The two startups, Mobike and Ofo, are the only big players in the industry, with a combined market share of 95%. In the year since bike sharing services were introduced in China, the market has both exploded and been virtually conquered by the two companies.
Mobike, owned by Beijing Mobike Technology, and Ofo, operated by Beijing Baike Luoke Technology, offer park anywhere systems that do not rely on docking stations.
The idea of bringing the two competitors under a single corporate roof was floated by Zhu Xiaohu, a well-known Chinese investor and member of Ofo's board. Zhu, managing director of investment company GSR Ventures Management and a major Ofo shareholder, recently said, "It is only when the two companies merge that they can turn profitable."
Zhu's comments should come as no surprise to anyone familiar with his track record. He shows a strong preference for monopolistic companies and had made the suggestion for a grand merger in the bike-sharing business last year. When his company raised its stake in Ofo in September 2016, Zhu said the bike-sharing war would end in three months.
Zhu's portfolio includes Didi Chuxing, a big ride-hailing company, and Ele.me, an online food delivery service. After putting his fund's money into promising startups, Zhu often relies on acquisitions to establish their market dominance and generate fat returns.
Didi Chuxing is a case in point. It holds an effective monopoly in ride hailing in China, thanks to the 2015 merger of rival companies backed by two Chinese internet behemoths, Tencent Holdings and Alibaba Group Holding.
At the end of August, Ele.me acquired a food delivery business from Baidu to create a duopoly in the market, where it is battling a Tencent-backed startup.
Given these past gambits, Zhu's comment about a possible merger of Ofo and Mobike has prompted speculation in the Chinese media that the combination is a matter of time.

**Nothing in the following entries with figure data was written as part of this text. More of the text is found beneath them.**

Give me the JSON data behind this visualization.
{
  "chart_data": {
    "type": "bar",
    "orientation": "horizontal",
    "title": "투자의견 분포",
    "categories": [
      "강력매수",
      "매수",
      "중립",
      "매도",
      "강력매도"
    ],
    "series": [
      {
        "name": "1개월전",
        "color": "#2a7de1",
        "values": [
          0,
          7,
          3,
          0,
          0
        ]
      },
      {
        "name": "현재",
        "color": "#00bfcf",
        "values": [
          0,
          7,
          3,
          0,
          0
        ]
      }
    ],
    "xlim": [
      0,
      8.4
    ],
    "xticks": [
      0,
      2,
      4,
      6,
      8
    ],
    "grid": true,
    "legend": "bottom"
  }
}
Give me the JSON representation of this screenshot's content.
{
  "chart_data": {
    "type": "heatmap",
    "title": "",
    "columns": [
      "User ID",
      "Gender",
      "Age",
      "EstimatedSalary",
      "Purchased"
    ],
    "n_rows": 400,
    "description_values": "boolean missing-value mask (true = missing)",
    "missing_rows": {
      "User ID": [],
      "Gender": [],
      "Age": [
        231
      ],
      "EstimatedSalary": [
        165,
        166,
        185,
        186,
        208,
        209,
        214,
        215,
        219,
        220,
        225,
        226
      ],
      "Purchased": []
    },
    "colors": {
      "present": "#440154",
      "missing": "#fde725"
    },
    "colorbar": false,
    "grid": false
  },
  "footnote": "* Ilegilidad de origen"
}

Mobike's leading shareholders include Tencent, while Alibaba has a major stake in Ofo. The rivalry between the two bike-sharing operators is the latest front in the proxy war between the internet powerhouses.
Mobike and Ofo have been locked in a bitter struggle for supremacy over the past year. Tencent and Alibaba have pumped in cash, allowing the rivals to buy enormous fleets of bicycles, both in China and overseas. That has created a glut of shared bikes in many Chinese cities where the two companies operate, stripping away their profit margins.
Taking a fall?
Zhu appears to be trying to create a favorable environment for a merger using his business clout. But his remarks alarm many Chinese consumers, who remember how the merger that created Didi drove prices up by as much as 50% in some places. A man in his 40s in Guangdong Province voiced concerns about Zhu's remarks, saying a merger would inevitably lead to poorer service.
Although private monopolies are banned by law in China, the government has a history of waving through mergers and acquisitions that allow one or a few companies to dominate markets. Beijing's attitude in this instance will shape the country's bike-sharing market, which took off in the past year, luring some 50 companies into the business.
Users are charged 0.5 yuan ($8 cents) per half-hour. The convenience of bike-sharing has attracted 100 million customers in China as the operators have deployed more than 16 million bicycles in cities across the nation.
Industrywide, sales reached 3.8 billion yuan in the April-June quarter, with total annual sales forecast at $2.66 billion.
Cutthroat competition has left many large cities choking on shared bikes, prompting Beijing, Shanghai, Guangzhou and Shenzhen to ban further purchases. Many operators are in dire financial straits. Some have refused to return deposits collected from new users, angering customers.